Checkout cdecl on wikipedia. It has a great example!

The following instructions are relavant for routines calling other routines:

  • push/pop (pushes/pops values onto the stack)
  • call (pushes next instruction onto stack, then jumps to a new address)
  • ret (pops from stack, sets IP to the popped value…this is how a routine “returns”)

System Calls

Making a system call is a bit different than calling another routine that is a part of your program. You make a system call when you need to access resources (disk, network, etc) that you can only access by asking the operating system.

For example, let’s say you need to read 1000 bytes of an opened file called hamburgers.txt. Reading a file is accessing the disk, thus you need to ask the operating system to do the read for you, thus you need to make a system call.

First, you look up the system call you need to make. There is a system call for reading a file. The documentation for this system call will tell you which registers to store your arguments to (what file you want to read, the offset you want to read, how much you want to read, etc), and which register you can expect the output (the address in your address space where the read bytes are stored at after the OS reads for you).

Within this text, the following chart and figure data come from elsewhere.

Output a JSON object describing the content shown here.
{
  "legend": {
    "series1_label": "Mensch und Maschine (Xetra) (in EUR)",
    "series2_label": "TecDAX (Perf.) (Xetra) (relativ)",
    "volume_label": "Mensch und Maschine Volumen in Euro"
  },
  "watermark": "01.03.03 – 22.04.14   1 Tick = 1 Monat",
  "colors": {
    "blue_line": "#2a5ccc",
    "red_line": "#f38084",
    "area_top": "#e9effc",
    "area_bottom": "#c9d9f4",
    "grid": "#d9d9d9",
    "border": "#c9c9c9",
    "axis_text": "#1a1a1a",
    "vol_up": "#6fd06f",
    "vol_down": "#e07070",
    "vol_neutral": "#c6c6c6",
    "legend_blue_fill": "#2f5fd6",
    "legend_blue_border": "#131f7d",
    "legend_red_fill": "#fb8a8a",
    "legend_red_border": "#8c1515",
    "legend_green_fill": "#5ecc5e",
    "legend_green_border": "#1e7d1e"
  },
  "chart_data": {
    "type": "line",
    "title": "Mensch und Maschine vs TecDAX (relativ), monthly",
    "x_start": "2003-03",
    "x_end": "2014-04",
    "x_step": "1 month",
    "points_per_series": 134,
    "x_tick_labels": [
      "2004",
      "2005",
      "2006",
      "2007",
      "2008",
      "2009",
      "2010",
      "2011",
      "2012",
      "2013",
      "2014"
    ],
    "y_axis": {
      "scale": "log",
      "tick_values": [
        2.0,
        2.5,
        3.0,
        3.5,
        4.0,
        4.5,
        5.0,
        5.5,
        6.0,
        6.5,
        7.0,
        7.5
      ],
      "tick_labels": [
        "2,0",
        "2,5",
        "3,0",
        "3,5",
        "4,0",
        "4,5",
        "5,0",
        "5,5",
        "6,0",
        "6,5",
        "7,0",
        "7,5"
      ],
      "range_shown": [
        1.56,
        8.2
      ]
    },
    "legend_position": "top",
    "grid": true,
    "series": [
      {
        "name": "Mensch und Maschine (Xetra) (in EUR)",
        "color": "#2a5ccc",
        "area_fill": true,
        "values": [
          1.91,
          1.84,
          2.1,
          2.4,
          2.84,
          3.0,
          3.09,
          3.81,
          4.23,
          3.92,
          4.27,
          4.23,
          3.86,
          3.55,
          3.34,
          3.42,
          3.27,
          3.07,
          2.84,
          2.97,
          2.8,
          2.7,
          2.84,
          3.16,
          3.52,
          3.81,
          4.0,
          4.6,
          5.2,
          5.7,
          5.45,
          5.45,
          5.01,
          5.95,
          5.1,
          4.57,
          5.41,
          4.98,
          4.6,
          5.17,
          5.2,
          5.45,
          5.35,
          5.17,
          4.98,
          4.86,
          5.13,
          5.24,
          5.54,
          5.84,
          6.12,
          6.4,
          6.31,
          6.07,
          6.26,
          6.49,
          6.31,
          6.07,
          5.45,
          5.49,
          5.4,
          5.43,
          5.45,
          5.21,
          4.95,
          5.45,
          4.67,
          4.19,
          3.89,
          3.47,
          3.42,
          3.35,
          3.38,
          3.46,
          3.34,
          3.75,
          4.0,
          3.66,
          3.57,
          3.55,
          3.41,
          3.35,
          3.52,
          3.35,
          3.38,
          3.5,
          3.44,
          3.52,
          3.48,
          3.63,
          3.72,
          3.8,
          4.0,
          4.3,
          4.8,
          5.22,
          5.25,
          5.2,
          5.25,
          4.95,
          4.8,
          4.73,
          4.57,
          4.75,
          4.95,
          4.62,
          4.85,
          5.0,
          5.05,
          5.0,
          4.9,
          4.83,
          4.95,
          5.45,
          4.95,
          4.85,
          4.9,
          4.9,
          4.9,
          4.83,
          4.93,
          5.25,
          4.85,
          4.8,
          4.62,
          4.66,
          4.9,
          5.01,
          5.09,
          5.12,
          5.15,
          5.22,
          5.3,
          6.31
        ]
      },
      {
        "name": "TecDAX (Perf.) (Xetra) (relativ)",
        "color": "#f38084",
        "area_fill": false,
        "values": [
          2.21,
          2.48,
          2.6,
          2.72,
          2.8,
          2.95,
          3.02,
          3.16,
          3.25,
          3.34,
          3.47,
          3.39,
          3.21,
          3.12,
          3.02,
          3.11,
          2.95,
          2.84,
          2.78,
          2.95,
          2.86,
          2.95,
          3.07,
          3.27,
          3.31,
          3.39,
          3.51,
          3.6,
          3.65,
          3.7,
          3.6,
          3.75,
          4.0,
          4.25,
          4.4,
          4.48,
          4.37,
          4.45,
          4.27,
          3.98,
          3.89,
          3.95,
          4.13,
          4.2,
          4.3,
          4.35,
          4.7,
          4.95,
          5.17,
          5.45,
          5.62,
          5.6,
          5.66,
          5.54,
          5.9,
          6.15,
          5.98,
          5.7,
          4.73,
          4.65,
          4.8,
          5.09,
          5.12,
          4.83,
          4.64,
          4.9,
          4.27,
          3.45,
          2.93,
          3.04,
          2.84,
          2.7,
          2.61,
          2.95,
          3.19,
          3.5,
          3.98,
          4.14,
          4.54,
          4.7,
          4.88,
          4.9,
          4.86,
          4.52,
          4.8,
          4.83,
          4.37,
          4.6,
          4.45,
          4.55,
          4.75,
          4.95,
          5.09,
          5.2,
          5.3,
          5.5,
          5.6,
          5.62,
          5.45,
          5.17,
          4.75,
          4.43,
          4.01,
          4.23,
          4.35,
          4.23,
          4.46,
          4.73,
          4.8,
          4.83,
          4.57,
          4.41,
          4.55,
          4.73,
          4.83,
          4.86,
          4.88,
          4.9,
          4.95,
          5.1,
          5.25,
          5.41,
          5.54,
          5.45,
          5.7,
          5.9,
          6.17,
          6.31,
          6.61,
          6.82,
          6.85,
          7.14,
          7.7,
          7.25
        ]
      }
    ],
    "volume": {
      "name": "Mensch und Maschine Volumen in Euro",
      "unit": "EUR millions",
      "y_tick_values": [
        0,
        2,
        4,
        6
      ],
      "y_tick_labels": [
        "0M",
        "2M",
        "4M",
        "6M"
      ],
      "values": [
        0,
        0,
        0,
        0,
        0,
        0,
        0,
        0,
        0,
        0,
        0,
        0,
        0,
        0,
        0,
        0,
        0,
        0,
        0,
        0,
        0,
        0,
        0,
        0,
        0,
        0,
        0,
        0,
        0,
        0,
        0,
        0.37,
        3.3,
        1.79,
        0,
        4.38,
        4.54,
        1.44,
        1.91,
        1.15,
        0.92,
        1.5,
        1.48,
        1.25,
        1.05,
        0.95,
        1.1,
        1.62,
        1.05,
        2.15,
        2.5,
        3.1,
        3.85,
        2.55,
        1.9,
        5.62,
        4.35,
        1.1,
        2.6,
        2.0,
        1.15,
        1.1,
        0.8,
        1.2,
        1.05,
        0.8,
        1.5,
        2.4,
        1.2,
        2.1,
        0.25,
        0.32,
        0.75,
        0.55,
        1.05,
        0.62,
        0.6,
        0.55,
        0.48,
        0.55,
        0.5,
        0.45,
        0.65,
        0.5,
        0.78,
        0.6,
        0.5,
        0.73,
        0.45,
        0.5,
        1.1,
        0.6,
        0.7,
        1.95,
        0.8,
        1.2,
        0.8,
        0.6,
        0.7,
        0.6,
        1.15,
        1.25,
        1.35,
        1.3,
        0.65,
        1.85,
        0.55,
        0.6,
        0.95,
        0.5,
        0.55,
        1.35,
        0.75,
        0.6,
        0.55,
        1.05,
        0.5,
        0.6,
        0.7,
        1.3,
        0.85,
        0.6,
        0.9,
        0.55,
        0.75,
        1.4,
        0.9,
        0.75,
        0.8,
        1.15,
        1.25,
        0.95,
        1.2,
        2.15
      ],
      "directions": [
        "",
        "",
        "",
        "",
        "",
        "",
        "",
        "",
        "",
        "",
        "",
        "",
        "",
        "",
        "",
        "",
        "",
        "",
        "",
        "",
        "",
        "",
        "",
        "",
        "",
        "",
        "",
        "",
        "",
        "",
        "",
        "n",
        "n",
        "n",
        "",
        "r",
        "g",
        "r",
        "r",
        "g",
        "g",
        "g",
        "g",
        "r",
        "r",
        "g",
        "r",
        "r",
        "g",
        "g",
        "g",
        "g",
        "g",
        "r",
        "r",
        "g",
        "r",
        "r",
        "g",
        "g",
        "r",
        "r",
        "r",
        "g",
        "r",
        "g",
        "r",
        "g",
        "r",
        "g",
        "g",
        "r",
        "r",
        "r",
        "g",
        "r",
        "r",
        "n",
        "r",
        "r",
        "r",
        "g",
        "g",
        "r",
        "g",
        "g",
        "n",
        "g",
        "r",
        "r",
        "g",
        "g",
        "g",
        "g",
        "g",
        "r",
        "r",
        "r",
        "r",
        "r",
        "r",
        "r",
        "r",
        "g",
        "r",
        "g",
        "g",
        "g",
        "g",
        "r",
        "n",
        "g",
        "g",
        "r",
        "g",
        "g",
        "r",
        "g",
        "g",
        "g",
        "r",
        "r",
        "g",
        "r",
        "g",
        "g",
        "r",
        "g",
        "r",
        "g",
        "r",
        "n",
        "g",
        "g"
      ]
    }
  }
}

So you put your arguemnets of the system call in the proper registers, then you execute a trap instruction. When a trap instruction is executed, the cpu goes into privillaged mode, then it looks into the “interrupt vector table”. It looks for an entry in this table for your system call number, and then decided to do the system call or not. If it does, it will execute your read, then store the results in some area of your address space. It will then put the cpu back into non-privillaged mode and set the instruction pointer to be what it was right before the trap instruction was executed.

So you basically make a request, then the cpu goes into privillaged mode, looks at your request, decides whether it wants to do it or not, if it does, it will put your results somewhere, then put the cpu in non-privillaged mode, and only then set the instruction pointer to what it was before the trap instruction.